Last year, I decided to investigate if I could improve coreutils handling of labels on initial content creation. Well it took a while but my patches were finally accepted, with lots of fixes from the upstream, and coreutils-8.22 just showed up today in Rawhide.
I am very excited about this release. I believe it can allow Administrators to fix one of the biggest problems users have with SELinux, objects getting created with the incorrect context.
My patches basically standardized "-Z" with no options to indicate you wanted the target directory to get the "default" label.
Example:
# touch /tmp/foobar
# mv /tmp/foobar /etc
# ls -lZ /etc/foobar
# -rw-r--r--. root root staff_u:object_r:user_tmp_t:s0 /etc/foobar
As opposed to:
# touch /tmp/foobar
# mv -Z /tmp/foobar /etc
# ls -lZ /etc/foobar
# -rw-r--r--. root root staff_u:object_r:etc_t:s0 /etc/foobar
The traditional use of a command like mv was to maintain the "Security" of an object you are moving. mv command would maintain the ownership, permissions, and SELinux Labels. The problem with this is users/administrators would not expect this, by adding the "-Z" to the mv command, the administrator guarantees that the object will get he correct label based on the destination path, which over the years, I believe is what the administrator would expect. The "-Z" option in coreutils now indicates the equivalent of running restorecon on the target, except in most cases the label is correct on creation of the content.

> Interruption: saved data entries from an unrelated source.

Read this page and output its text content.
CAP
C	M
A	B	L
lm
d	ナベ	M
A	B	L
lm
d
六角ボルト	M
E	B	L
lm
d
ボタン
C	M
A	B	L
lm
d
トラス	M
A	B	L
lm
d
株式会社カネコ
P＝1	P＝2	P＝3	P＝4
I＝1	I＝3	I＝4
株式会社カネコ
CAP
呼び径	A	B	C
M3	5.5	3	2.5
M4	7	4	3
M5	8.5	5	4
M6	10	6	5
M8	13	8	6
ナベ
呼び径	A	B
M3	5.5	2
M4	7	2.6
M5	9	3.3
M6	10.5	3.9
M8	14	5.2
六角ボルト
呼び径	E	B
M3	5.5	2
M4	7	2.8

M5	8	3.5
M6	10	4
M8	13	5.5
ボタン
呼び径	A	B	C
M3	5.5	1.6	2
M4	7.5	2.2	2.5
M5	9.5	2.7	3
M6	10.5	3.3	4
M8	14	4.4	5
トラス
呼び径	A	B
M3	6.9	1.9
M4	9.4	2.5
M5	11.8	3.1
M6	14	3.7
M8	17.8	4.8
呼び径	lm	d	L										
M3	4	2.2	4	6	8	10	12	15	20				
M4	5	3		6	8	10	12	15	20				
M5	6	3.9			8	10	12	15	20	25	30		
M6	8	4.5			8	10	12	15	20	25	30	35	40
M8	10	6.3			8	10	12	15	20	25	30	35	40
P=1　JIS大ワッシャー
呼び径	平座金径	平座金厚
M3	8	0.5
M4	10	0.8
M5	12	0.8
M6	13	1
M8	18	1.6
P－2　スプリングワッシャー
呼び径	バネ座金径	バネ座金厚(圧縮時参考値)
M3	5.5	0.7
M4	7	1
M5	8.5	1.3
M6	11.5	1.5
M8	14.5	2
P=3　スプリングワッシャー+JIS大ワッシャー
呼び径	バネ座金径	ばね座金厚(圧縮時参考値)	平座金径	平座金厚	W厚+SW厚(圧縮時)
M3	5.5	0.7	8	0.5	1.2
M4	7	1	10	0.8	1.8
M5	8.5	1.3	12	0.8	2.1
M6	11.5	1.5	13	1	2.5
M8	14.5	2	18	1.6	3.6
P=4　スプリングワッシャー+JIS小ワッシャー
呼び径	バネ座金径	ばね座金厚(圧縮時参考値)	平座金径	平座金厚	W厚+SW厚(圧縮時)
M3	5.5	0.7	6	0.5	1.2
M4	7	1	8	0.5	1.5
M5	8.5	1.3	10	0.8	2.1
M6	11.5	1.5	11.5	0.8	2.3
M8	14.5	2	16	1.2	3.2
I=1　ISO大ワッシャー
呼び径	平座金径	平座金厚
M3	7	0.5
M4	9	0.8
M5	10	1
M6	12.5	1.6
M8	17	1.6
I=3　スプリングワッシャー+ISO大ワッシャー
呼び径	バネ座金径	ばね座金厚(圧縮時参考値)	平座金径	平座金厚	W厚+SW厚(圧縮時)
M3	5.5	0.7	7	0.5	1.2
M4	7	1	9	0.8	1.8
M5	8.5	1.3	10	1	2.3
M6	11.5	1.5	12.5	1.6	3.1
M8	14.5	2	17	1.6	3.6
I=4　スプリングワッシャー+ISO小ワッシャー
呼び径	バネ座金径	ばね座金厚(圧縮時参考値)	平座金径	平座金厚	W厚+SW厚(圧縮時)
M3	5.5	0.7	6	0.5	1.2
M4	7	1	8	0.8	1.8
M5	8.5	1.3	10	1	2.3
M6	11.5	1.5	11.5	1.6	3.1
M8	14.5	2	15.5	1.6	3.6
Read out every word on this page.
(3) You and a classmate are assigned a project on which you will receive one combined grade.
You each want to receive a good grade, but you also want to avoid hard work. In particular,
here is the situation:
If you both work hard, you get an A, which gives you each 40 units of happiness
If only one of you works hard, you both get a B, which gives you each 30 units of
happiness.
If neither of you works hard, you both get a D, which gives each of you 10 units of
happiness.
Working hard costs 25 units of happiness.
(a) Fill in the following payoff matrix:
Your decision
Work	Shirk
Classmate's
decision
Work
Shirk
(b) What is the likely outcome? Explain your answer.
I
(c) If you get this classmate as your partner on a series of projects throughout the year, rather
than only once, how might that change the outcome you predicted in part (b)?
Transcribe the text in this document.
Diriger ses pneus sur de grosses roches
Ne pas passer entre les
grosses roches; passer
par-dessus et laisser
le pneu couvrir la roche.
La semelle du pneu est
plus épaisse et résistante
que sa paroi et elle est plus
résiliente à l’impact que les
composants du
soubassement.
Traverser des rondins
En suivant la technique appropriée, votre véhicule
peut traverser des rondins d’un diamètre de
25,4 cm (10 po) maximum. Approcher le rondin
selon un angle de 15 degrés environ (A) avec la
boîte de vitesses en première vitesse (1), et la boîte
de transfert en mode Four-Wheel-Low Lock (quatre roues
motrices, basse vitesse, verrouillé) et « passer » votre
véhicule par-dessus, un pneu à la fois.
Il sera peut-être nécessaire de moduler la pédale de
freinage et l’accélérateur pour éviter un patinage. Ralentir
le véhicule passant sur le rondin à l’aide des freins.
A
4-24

"mv -Z /tmp/foobar /etc/foobar" =="mv /tmp/foobar /etc/foobar; restorecon /tmp/foobar"
One of the reasons we did not do this sooner, was the speed of reading in the labeling database. The latest SELinux toolchain loads the labeling database in a fraction of the previous time, allowing us to make these changes.

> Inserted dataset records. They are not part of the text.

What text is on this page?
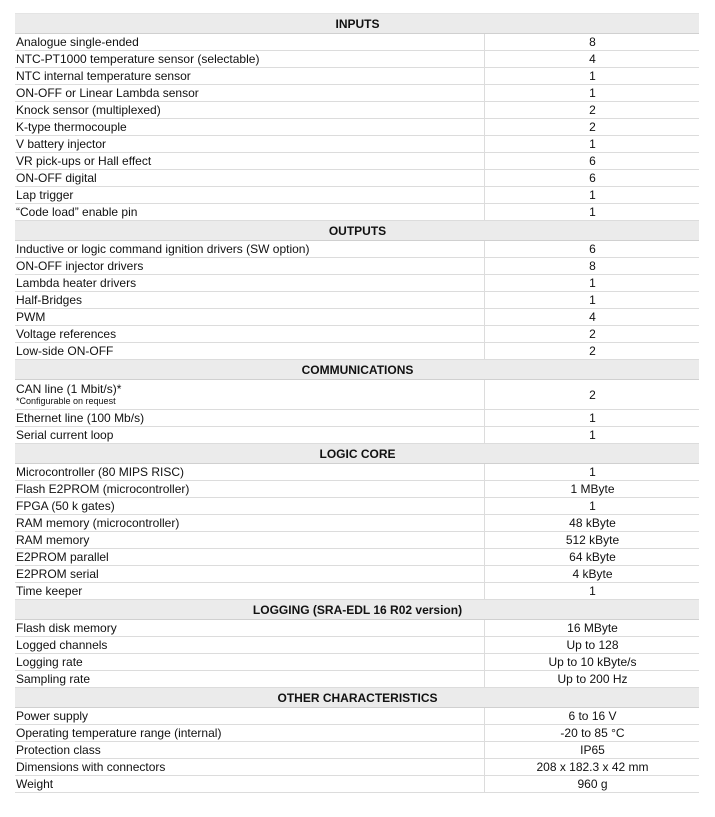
INPUTS	
Analogue single-ended	8
NTC-PT1000 temperature sensor (selectable)	4
NTC internal temperature sensor	1
ON-OFF or Linear Lambda sensor	1
Knock sensor (multiplexed)	2
K-type thermocouple	2
V battery injector	1
VR pick-ups or Hall effect	6
ON-OFF digital	6
Lap trigger	1
“Code load” enable pin	1
OUTPUTS	
Inductive or logic command ignition drivers (SW option)	6
ON-OFF injector drivers	8
Lambda heater drivers	1
Half-Bridges	1
PWM	4
Voltage references	2
Low-side ON-OFF	2
COMMUNICATIONS	
CAN line (1 Mbit/s)*
*Configurable on request	2
Ethernet line (100 Mb/s)	1
Serial current loop	1
LOGIC CORE	
Microcontroller (80 MIPS RISC)	1
Flash E2PROM (microcontroller)	1 MByte
FPGA (50 k gates)	1
RAM memory (microcontroller)	48 kByte
RAM memory	512 kByte
E2PROM parallel	64 kByte
E2PROM serial	4 kByte
Time keeper	1
LOGGING (SRA-EDL 16 R02 version)	
Flash disk memory	16 MByte
Logged channels	Up to 128
Logging rate	Up to 10 kByte/s
Sampling rate	Up to 200 Hz
OTHER CHARACTERISTICS	
Power supply	6 to 16 V
Operating temperature range (internal)	-20 to 85 °C
Protection class	IP65
Dimensions with connectors	208 x 182.3 x 42 mm
Weight	960 g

Setting up coreutils alias
I would even suggest that it would be a good idea to alias
alias mv='mv -Z'
for most users.
A common mistake is to mv content around in the homedir. A mistake I have made in the past was to an html file to a my account on people.fedoraproject.org and then to ssh into the machine and then mv it to the public_html directory. ~/public_html is labeled httpd_user_content_t which is readable by default from the apache server, while the default label of my homedir is not, user_home_t.
mv ~/content.html ~/public_html/
This command would end up with the ~/public_html/content.html being labeled user_home_t, and the page would not show up on the web site. Users would not know why, and would probably not no about SELinux. But if the admistrator changed the alias for the mv command, everything would just work.
Other Commands
Similarly the -Z option has been implemented for all of the commands that create content in coreutils.

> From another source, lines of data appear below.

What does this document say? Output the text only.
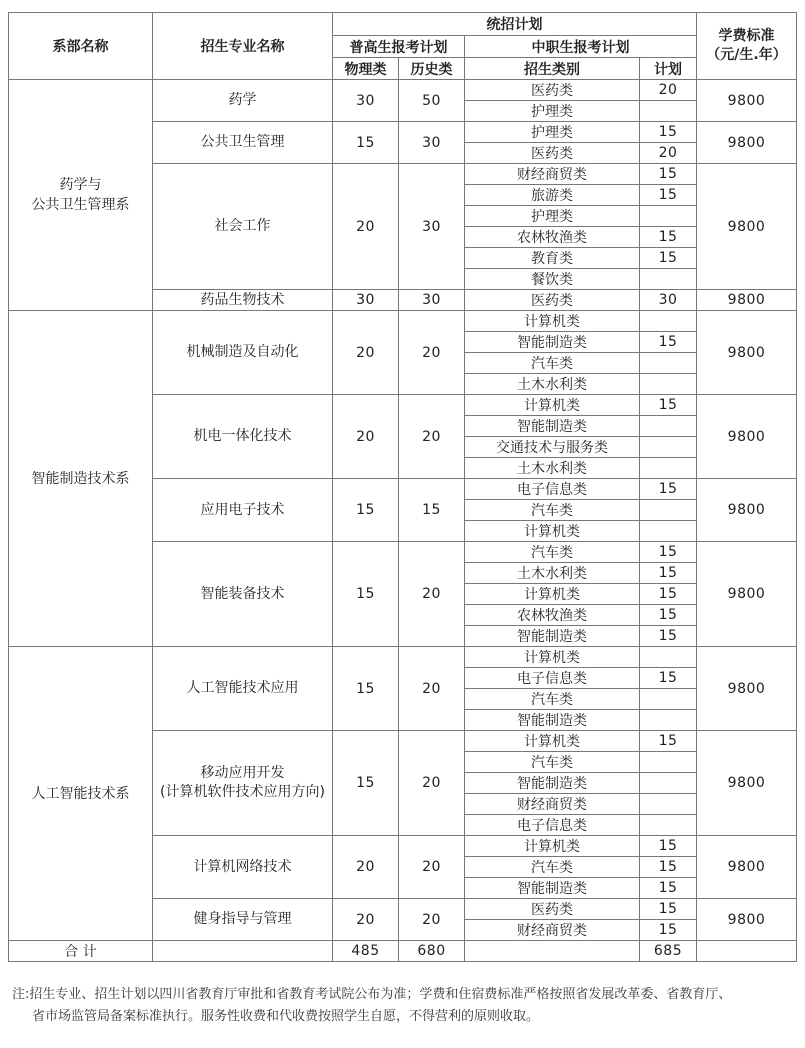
系部名称	招生专业名称	统招计划				学费标准
（元/生.年）

		普高生报考计划		中职生报考计划		
		物理类	历史类	招生类别	计划	

药学与
公共卫生管理系	药学	30	50	医药类	20	9800
				护理类		

	公共卫生管理	15	30	护理类	15	9800
				医药类	20	

	社会工作	20	30	财经商贸类	15	9800
				旅游类	15	
				护理类		
				农林牧渔类	15	
				教育类	15	
				餐饮类		

	药品生物技术	30	30	医药类	30	9800

智能制造技术系	机械制造及自动化	20	20	计算机类		9800
				智能制造类	15	
				汽车类		
				土木水利类		

	机电一体化技术	20	20	计算机类	15	9800
				智能制造类		
				交通技术与服务类		
				土木水利类		

	应用电子技术	15	15	电子信息类	15	9800
				汽车类		
				计算机类		

	智能装备技术	15	20	汽车类	15	9800
				土木水利类	15	
				计算机类	15	
				农林牧渔类	15	
				智能制造类	15	

人工智能技术系	人工智能技术应用	15	20	计算机类		9800
				电子信息类	15	
				汽车类		
				智能制造类		

	移动应用开发
(计算机软件技术应用方向)	15	20	计算机类	15	9800
				汽车类		
				智能制造类		
				财经商贸类		
				电子信息类		

	计算机网络技术	20	20	计算机类	15	9800
				汽车类	15	
				智能制造类	15	

	健身指导与管理	20	20	医药类	15	9800
				财经商贸类	15	
合 计		485	680		685	
注:招生专业、招生计划以四川省教育厅审批和省教育考试院公布为准；学费和住宿费标准严格按照省发展改革委、省教育厅、
省市场监管局备案标准执行。服务性收费和代收费按照学生自愿，不得营利的原则收取。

mknod -Z, mkdir -Z, mkfifo -Z, install -Z
Currently in init scripts we have lots of code that does; \
mkdir /run/myapp; restorecon /run/myapp
Which can be replaced with
mkdir -Z /run/myapp
What about Disabled Machines, or machines that do not support SELinux?
On an SELinux disabled system, the -Z option will be ignored.
Conclusion
Getting the Label correct at file creation has been improved greatly in the current Fedora's with the introduction of file name transitions. Fixing coreutils to allow administrators to change the default of standard tools to set default labels on object creation is nice.
alias mv='mv -iZ'
alias cp='cp -iZ'
alias mkdir='mkdir -Z"
alias mknod='mknod -Z"
alias install='install -Z"
I hope to get this new coreutils backported into RHEL7...
Security
One thing to remember about this from a security point of view. A calling confined domain would still be prevented from creating content with the default label, if it was not allowed by SELinux policy to create content with that label. The change to coreutils, just allows the process to attempt to create the content with the correct label.
Thanks to coreutils upstream for working on these patches with us.